Today's Man
- Industry: clothing retailer
- Defunct: April 24, 2003
- Fate: Bankruptcy and liquidation
- Area served: New York City, Philadelphia, and Washington, D.C.
- Products: men's wear

= Today's Man (retailer) =

Today's Man (Ticker: TMAN) was a retailer chain of menswear.

Today's Man, Inc., was a chain of men's apparel stores that operated 25 retail stores in the New York City, Philadelphia, and Washington, D.C. metropolitan areas. They offered a wide selection of low-cost but good-quality merchandise. The store offered a large selection of suits in the price range between $50 and $200. In addition to suits, they also sold many other items like shirts, ties, socks, leather jackets, and belts.

During the 1970s, Today's Man grew steadily, and gradually, as the chain opened larger and larger stores. About one-third of all its clothing was private label. By 1990, Today's Man had converted all its existing stores to superstores and sales had reached $100 million. To continue expanding, raise working capital, and pay some debts, Today's Man became a public corporation in 1992 (symbol TMAN). The stock prospectus described the average superstore as having about 25000 sqft with the following merchandise: 8,000 men's suits, 3,000 sports coats, 15,000 ties, 15,000 dress shirts, and 10,000 pairs of casual or dress pants.

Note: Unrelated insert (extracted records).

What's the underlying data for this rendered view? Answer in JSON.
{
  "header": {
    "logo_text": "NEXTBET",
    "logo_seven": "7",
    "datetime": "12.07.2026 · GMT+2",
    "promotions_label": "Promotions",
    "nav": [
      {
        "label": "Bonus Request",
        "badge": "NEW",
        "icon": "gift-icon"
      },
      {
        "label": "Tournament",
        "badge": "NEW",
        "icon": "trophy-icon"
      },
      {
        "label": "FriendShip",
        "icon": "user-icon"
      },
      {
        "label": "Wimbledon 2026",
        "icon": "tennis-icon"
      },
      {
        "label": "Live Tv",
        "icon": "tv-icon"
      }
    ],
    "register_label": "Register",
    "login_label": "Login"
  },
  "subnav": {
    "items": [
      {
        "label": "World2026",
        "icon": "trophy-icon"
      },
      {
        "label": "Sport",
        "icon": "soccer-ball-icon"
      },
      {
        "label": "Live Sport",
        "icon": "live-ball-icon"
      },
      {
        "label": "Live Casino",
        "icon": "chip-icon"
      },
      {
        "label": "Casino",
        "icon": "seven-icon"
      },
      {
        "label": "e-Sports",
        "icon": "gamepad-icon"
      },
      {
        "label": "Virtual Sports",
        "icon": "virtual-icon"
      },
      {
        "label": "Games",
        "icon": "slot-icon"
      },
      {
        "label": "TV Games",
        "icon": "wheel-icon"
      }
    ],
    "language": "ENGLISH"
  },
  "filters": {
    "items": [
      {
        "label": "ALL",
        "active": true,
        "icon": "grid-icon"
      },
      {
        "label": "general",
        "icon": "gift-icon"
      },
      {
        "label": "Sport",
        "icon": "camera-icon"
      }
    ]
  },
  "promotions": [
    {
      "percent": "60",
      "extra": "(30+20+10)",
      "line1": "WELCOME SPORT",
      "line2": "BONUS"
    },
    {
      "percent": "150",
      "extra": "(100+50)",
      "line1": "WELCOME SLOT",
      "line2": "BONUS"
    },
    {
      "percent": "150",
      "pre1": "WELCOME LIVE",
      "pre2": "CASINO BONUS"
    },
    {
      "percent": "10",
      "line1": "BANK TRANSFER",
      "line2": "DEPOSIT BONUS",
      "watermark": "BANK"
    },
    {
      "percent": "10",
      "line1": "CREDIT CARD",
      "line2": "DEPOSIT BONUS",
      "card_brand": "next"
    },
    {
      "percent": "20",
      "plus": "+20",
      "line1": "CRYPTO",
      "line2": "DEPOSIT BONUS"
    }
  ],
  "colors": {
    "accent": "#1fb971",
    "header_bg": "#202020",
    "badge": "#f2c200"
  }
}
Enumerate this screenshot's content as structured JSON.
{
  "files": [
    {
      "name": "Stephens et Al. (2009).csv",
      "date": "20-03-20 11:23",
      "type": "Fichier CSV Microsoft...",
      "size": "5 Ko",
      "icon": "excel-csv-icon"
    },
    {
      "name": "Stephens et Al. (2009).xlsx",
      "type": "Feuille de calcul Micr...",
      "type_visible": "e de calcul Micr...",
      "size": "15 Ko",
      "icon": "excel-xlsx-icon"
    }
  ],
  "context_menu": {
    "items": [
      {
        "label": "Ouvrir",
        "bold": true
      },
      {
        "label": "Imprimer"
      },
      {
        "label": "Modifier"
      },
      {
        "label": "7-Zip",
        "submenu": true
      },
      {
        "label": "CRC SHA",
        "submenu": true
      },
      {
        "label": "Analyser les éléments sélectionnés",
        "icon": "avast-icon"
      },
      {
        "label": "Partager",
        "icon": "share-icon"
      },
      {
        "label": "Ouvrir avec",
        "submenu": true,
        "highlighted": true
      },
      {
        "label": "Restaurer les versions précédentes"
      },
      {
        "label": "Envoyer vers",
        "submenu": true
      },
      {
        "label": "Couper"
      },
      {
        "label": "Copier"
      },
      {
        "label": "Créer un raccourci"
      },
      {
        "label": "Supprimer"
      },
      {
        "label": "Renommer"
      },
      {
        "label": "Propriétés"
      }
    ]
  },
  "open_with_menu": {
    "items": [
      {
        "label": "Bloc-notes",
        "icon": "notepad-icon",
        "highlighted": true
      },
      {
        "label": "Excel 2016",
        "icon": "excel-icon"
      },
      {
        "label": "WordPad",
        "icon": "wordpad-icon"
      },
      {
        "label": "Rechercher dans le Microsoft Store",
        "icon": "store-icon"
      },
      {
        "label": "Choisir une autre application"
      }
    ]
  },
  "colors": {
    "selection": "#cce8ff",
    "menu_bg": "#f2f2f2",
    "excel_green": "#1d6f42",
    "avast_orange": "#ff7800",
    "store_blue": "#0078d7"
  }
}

In the early 1990s, as Today's Man entered the New York City area, it did well financially. Sales continued to increase until 1993, despite an overall negative trend in men's apparel. Starting in 1993, Today's Man experienced some real setbacks. By November 1995, the company had reversed its expansion position and began retreating. In early February 1996, the firm filed for Chapter 11 bankruptcy. A combination of soft demand for men's business attire, management's overambitious plans and mistakes, money problems, and tough competition led to Today's Man decline. The company continued to downsize and restructure but did not succeed. They went out of business on April 24, 2003.